Why, no one ever thought to take
Jim seriously, the reckless rake!
But when the time to charge had come,
Jim left the trench, along with some
More daring chaps, and crawling, spanned
The hell that they call “No Man’s Land.”

They cut the tangled wires away,
Then our men charged, but there Jim lay—
What is it that the Scriptures say
About the chap that offers up
His all, and drinks the bitter cup—
That’s how I like to think of Jim,
The glory that is left of him.

THE CROWN
HELEN COMBES

in Leslie’s Weekly

WRITE us your verse, oh, soldier, tell us the grim, red tale,
Learned on the field of battle, where bullets fell like hail.
Pen us the ghastly story, of thousands of slaughtered men,
Till our souls are sick with horror. And then, oh, soldier, then,

Tell us in tender accents, how men with hearts of gold
Succored their wounded brothers; stripped in the biting cold
To cover the dead and dying. Give us our faith again,
Our belief in a God Almighty, in a Brotherhood of Man.

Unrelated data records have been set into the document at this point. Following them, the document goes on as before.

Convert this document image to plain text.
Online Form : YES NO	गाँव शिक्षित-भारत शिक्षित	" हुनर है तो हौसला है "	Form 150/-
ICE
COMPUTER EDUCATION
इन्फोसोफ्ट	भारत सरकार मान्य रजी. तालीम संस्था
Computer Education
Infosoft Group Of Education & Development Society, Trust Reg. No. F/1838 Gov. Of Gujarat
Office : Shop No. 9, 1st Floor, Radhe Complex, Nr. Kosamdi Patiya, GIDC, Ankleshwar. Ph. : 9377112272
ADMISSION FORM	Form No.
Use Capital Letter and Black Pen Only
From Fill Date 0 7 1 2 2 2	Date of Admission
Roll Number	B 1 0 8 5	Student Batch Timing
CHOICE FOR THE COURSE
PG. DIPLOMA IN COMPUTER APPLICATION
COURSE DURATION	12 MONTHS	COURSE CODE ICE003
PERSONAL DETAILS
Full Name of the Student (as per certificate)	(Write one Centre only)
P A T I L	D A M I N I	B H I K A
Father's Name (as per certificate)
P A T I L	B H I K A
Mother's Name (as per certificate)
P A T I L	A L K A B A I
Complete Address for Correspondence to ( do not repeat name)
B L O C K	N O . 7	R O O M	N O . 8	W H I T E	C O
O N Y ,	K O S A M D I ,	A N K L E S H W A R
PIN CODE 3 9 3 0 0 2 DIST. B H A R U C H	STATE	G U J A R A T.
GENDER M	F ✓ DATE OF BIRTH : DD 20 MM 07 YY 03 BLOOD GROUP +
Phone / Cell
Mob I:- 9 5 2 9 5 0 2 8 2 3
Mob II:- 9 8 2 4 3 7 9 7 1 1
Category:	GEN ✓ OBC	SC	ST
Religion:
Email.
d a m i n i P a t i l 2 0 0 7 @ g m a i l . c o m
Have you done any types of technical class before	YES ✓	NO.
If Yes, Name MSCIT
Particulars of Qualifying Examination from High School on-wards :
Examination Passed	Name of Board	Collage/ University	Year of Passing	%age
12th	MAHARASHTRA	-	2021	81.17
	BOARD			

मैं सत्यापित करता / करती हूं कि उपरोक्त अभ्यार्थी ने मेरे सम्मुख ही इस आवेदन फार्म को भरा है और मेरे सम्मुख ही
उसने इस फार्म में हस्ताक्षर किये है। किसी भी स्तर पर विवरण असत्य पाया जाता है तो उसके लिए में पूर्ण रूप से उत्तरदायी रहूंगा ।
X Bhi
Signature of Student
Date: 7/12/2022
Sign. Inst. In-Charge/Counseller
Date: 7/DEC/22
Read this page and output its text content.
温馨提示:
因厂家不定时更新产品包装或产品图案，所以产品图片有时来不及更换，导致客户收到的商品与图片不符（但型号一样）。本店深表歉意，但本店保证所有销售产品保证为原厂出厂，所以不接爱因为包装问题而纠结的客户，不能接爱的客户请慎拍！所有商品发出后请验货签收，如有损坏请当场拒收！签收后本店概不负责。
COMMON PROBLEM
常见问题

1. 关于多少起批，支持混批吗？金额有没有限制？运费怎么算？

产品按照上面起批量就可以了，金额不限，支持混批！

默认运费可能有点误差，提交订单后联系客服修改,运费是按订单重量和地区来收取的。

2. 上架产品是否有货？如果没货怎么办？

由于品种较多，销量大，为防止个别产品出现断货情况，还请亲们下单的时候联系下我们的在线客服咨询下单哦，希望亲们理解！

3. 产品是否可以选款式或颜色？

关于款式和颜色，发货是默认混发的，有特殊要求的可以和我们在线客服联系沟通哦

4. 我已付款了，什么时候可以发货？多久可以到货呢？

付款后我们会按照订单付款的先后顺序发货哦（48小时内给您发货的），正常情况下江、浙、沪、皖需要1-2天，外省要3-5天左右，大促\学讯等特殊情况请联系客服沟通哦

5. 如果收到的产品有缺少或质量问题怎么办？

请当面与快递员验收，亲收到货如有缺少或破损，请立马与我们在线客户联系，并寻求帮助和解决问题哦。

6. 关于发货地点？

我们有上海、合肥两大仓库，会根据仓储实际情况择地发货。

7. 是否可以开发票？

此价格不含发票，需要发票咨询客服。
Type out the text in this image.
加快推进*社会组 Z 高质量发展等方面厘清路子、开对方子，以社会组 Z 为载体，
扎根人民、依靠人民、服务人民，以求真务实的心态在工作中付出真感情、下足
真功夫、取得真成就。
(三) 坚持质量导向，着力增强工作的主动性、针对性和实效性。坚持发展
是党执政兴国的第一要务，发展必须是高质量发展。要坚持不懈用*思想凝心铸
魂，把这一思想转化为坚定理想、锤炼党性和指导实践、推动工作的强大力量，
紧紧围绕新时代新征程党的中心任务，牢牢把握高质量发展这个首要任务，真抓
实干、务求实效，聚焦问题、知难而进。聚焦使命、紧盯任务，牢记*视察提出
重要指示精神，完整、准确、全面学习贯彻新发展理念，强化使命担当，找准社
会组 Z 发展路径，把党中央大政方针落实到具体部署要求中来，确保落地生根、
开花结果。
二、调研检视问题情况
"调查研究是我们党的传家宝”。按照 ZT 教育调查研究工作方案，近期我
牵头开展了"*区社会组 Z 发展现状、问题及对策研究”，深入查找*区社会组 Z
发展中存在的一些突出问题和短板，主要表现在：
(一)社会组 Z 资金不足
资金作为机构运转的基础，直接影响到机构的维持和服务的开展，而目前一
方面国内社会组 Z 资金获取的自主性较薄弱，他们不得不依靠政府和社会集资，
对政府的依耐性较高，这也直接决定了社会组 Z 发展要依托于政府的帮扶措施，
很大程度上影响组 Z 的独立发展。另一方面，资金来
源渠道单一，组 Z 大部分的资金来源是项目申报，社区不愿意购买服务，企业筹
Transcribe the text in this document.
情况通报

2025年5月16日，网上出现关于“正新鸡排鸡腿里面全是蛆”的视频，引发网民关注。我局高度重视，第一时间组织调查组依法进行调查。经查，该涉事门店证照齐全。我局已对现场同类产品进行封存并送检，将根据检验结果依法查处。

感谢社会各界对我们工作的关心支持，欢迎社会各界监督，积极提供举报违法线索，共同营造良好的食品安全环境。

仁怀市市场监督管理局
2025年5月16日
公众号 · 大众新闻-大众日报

Paint us a canvas, soldier, a picture of fire and flame!
Men, mad with the lust of killing, playing their grisly game!
Show us the dead-strewn hillsides, guarding the blood-drenched plain,
A picture of war’s grim horrors. And then, oh, soldier, then,

Draw us the white-capped nurses, doctors with skilful hands,
Counting their lives as nothing when human need demands
All that they have to offer. Paint us the women and men
Who bring the joy of living back to our hearts again.